|
|
Çocuk korkuları
Korku her yaşta görülen, insanları uyaran ve kendilerini korumalarını sağlayan mekanizmalardan biridir. Görünen, görünmeyen, bilinmeyen şeylere karşı hissedilebilir. Eğer yaşamı sürdürmeyi zorlaştırmaya, yapılması gerekenleri engellemeye başlamışsa sorun haline gelmiş demektir. Gelişimsel olarak, her dönemin kendine özgü korkuları vardır. Genellikle bilinmeyen, tanınmayan ve yeni olan şeyler korku yaratır. Bu nedenle küçük yaşlarda, korkular daha fazladır.
KORKULARI YAŞAYARAK VE ÖĞRENEREK BÜYÜMEK Bebeklik döneminde korkular çok fazladır. Acıkması, susaması, ortamın değişmesi, değişik bir yüz, ıslaklık gibi doğal olaylar bile bebeklerde korku yaratabilir. Bu doğal olaylar tanındıkça ve gereksinimler karşılandıkça korkular da azalır. 12-36 aylık dönemlerde bu korkular değişir. Her türlü yüksek ses, elektrikli aletlerin çalışmaları, gök gürültüsü ve gölge gibi tanımadığı yansımalardan korkan bir çocuğumuz olur. Ona bunlardan korkmamasını söylemek sorunu çözmez. Tanıdıkça, anladıkça bu korkular azalır. Üç yaşa gelen çocuğun hayal dünyasının artmasıyla, korkuları da artar. Öcüler, canavarlar, hırsız, dilenci, karanlık ve yalnız kalma, terk edilme endişesi, en bilinen korkulardır. Karanlıkta havalanan bir perdeden, korkunç öcüler ve canavarlar yaratan çocuklar, sadece gelişim dönemlerini yaşamaktadır. Eğer o korkuları desteklemezsek, sorun haline gelmez ve gelişimle geçer. Ama çocuğu kontrol etme adına bu korkuları destekler, onları devamlı tehdit unsuru olarak kullanırsak, çocuğunda bizimde yardıma ihtiyacımız var demektir. Oysa onlar korkularını yaşayarak tanıyacak,öğrenecek ve büyüyeceklerdir.

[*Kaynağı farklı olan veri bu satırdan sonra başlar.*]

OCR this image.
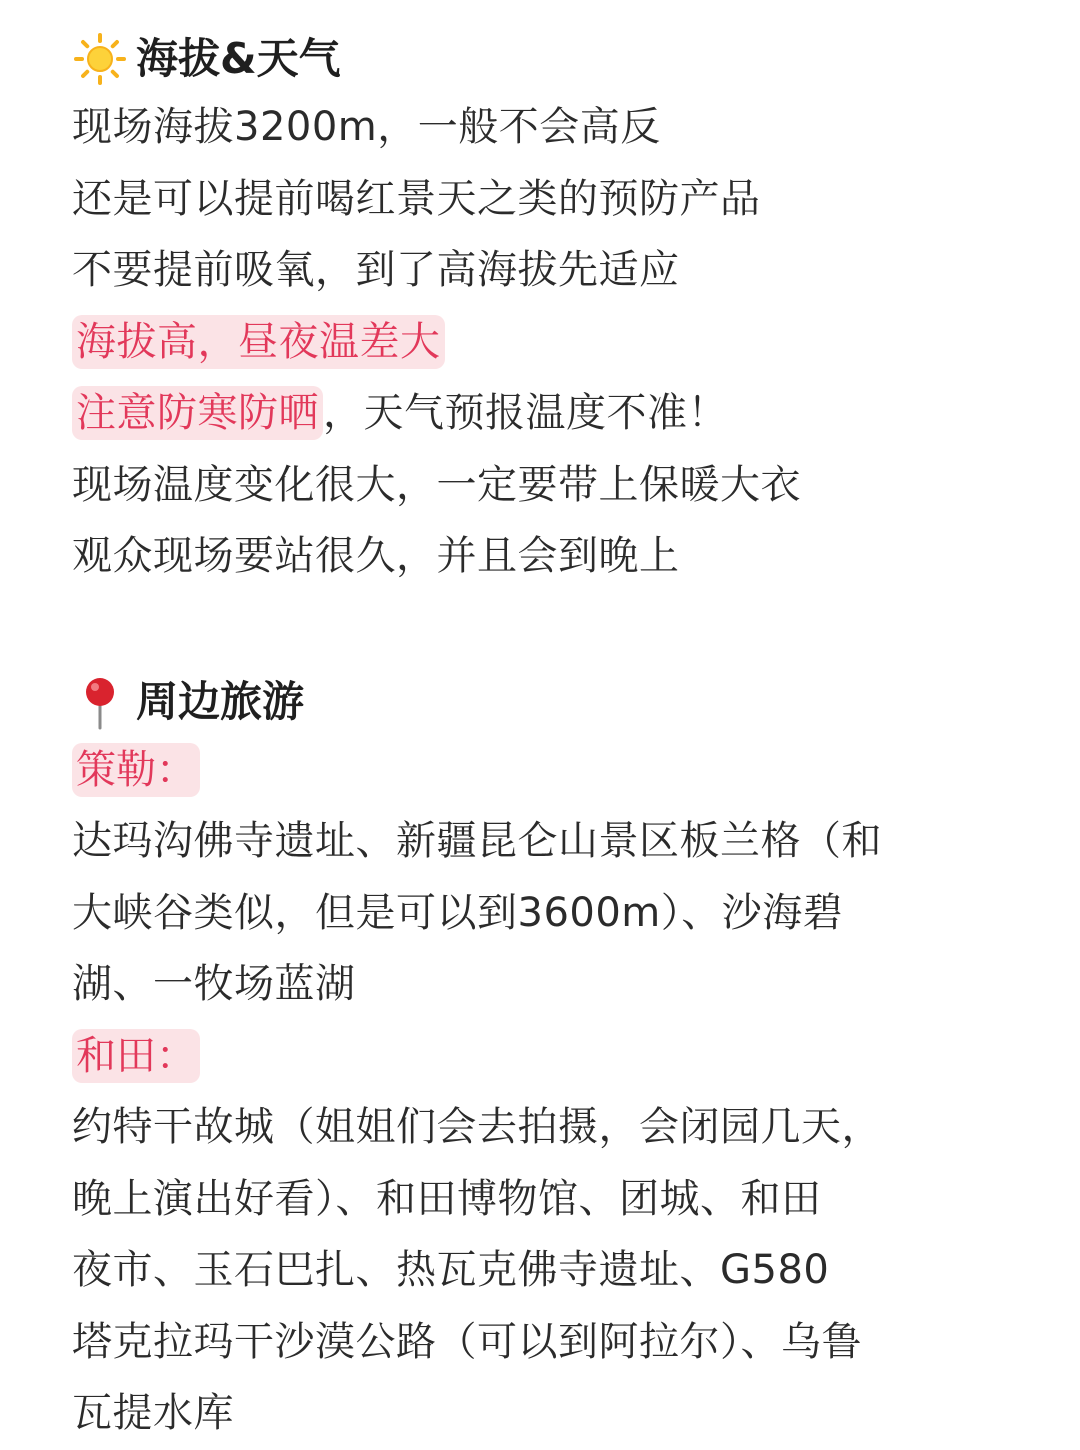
海拔&天气
现场海拔3200m，一般不会高反
还是可以提前喝红景天之类的预防产品
不要提前吸氧，到了高海拔先适应
海拔高，昼夜温差大
注意防寒防晒 ，天气预报温度不准！
现场温度变化很大，一定要带上保暖大衣
观众现场要站很久，并且会到晚上
周边旅游
策勒：
达玛沟佛寺遗址、新疆昆仑山景区板兰格（和
大峡谷类似，但是可以到3600m）、沙海碧
湖、一牧场蓝湖
和田：
约特干故城（姐姐们会去拍摄，会闭园几天，
晚上演出好看）、和田博物馆、团城、和田
夜市、玉石巴扎、热瓦克佛寺遗址、G580
塔克拉玛干沙漠公路（可以到阿拉尔）、乌鲁
瓦提水库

BENİ ÜZERSEN ALIP BAŞIMI GİDERİM! "Yaramazlık yaparsan öcü gelecek", "Oraya git de dilenciler seni kaçırsın", "Yemeğini yemezsen seni canavarlara veririm..." Bunlar kolay kullandığımız cümlelerdir. Disiplin sağlama adına, çocuğa isteklerimizi yaptırma uğruna korkak bir çocuk ve erişkin yetiştirip, sonra da yaptığımızın farkında olmadan yakınırız. Beklemekten sıkılmış ve söylenen çocuğa "Bak doktor teyze kızdı, şimdi iğne yapacak sana!" dedikten sonra, çocuğun doktordan ve iğneden korkmasını garipsemek, içeride sakince muayene olup, doktorunu sevmesini ummak hayalciliktir. Daha kötüsü, 6 aylıktan sonra başlayan ve gittikçe azalan anne babadan ayrı kalma korkusunu, ayrılık kaygısını desteklemek, "Beni üzersen alıp başımı giderim" diyerek çocuğumuza bizi yitirme korkusu verdikten sonra, bizsiz hiçbir şey yapmadığından, uyumadığından, okula gitmediğinden yakınmaktır. Ama belki de en korkuncu, istediğimizi yapmadığı, uslu durmadığı zaman onu sevmeyeceğimizi söylemek, çocuğumuzu sevgimizi yitirme korkusuyla terbiye etmeye çalışmaktır.
***
Gördüğünüz gibi, 'korkak çocuk' yetiştirmek çok zor değil. Eğer bunu istemiyorsak, daha cesur çocuklar özlüyorsak, önce bizim korkularımızdan arınmamız, tüm bunlara gerek duymadan disiplin verecek kadar yeterli olduğumuza inanmamız gerekiyor.